The words whipped out of him and took her back a step.
She’d seen him angry, but never quite like this. Not this hot, bubbling anger that didn’t shout, but sliced straight through.
“Keegan, I—”
“You’ll treat him like a man, by the gods, and with the respect he deserves. You’ll treat him like the good man he is, or you shame him, and yourself. You makehimless when you know how that cuts more than anyone.”
She drew in a shaky breath, then rubbed her hands over her face. “You’re right. I hate it that you’re right. Not tonight, okay? Please. I don’t think I can stand talking about it more tonight. And… I have people I need to speak with in America, and I need to think all that through, make some calls. Probably need to do some emails, and I can handle that part in the morning before he gets up. Then I’ll tell him. When it’s just him and me. It’s better if it’s just him and me.”
She took the pendant off, slipped it into the pocket of her coat. “I’ll tell him tomorrow, that’s a promise. I’ll tell him all of it because you’re right. To hold back is a kind of lie, and worse, it makes him less. He doesn’t deserve that from anyone, but especially from me.”
She took a long breath as she saw the cottage through the trees.
“Do me a favor and keep him occupied while I go upstairs and make those calls?”
“Who do you call?”
“If I’m going to have the courage to do whatever I need to do, I need to have enough, and common sense with it, to make arrangements for if. I have a lot of money, my father and Nan saw to that. I need to make arrangements for it—it’s important on this side.”

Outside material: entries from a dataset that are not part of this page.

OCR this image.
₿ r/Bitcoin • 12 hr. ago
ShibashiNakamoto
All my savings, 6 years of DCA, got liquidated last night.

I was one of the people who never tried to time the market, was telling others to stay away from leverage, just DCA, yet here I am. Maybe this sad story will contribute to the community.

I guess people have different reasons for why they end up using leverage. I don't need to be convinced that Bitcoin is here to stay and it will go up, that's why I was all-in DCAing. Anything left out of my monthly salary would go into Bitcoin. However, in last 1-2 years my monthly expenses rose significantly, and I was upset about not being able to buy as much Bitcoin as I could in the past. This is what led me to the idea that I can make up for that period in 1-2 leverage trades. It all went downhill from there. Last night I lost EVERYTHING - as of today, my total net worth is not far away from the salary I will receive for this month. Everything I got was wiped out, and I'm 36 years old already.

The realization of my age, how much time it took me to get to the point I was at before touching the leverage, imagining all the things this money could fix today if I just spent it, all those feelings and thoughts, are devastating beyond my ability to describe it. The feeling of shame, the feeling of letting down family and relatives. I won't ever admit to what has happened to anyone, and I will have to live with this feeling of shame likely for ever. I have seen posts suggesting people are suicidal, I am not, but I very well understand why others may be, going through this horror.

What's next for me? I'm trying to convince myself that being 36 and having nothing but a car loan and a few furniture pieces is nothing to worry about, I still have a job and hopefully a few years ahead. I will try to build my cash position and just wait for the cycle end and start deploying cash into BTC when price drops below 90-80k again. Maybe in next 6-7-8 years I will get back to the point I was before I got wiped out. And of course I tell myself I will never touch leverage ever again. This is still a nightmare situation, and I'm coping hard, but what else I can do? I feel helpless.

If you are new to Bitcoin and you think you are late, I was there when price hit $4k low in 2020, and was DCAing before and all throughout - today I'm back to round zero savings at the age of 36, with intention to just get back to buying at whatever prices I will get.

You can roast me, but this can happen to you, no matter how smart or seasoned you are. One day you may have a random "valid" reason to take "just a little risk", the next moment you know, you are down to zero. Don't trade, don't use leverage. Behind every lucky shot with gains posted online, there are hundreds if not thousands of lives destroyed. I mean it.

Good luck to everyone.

“Make all the arrangements you like. You’re going to live because you don’t want to piss me off.”
“That’s absolutely the top reason I want to live.”
It wouldn’t be easy. She thought the conversations she’d had the evening before—broker, accountant, lawyer—had been fraught. Simply because it all struck her as so complicated. Telling Marco everything would be more fraught and more complicated.
In the morning, she read over drafts of legal documents, made changes or corrections, added a few things, answered questions, and shot emails back.
She thought she had a reasonable handle on it now, for a layperson, but expected it would take more rounds to firm it all up.
It all ate through the early hours of her morning. When she heard Marco in the kitchen, she waited awhile longer. He deserved to get some coffee in him, she told herself.
Finally, she read the word on her wrist and stiffened her spine.
“Hey, taking an early break?”
He wore an old sweatshirt with its sleeves cut off. She could see the tattoo of the harp on his biceps. He’d tied his braids up high on his head and padded around the kitchen in gym shorts and bare feet.
“How about I make you a good breakfast? Cheese and spinach omelets, some good thick Irish bacon, and some breakfast potatoes. Got some nice blueberries, too.”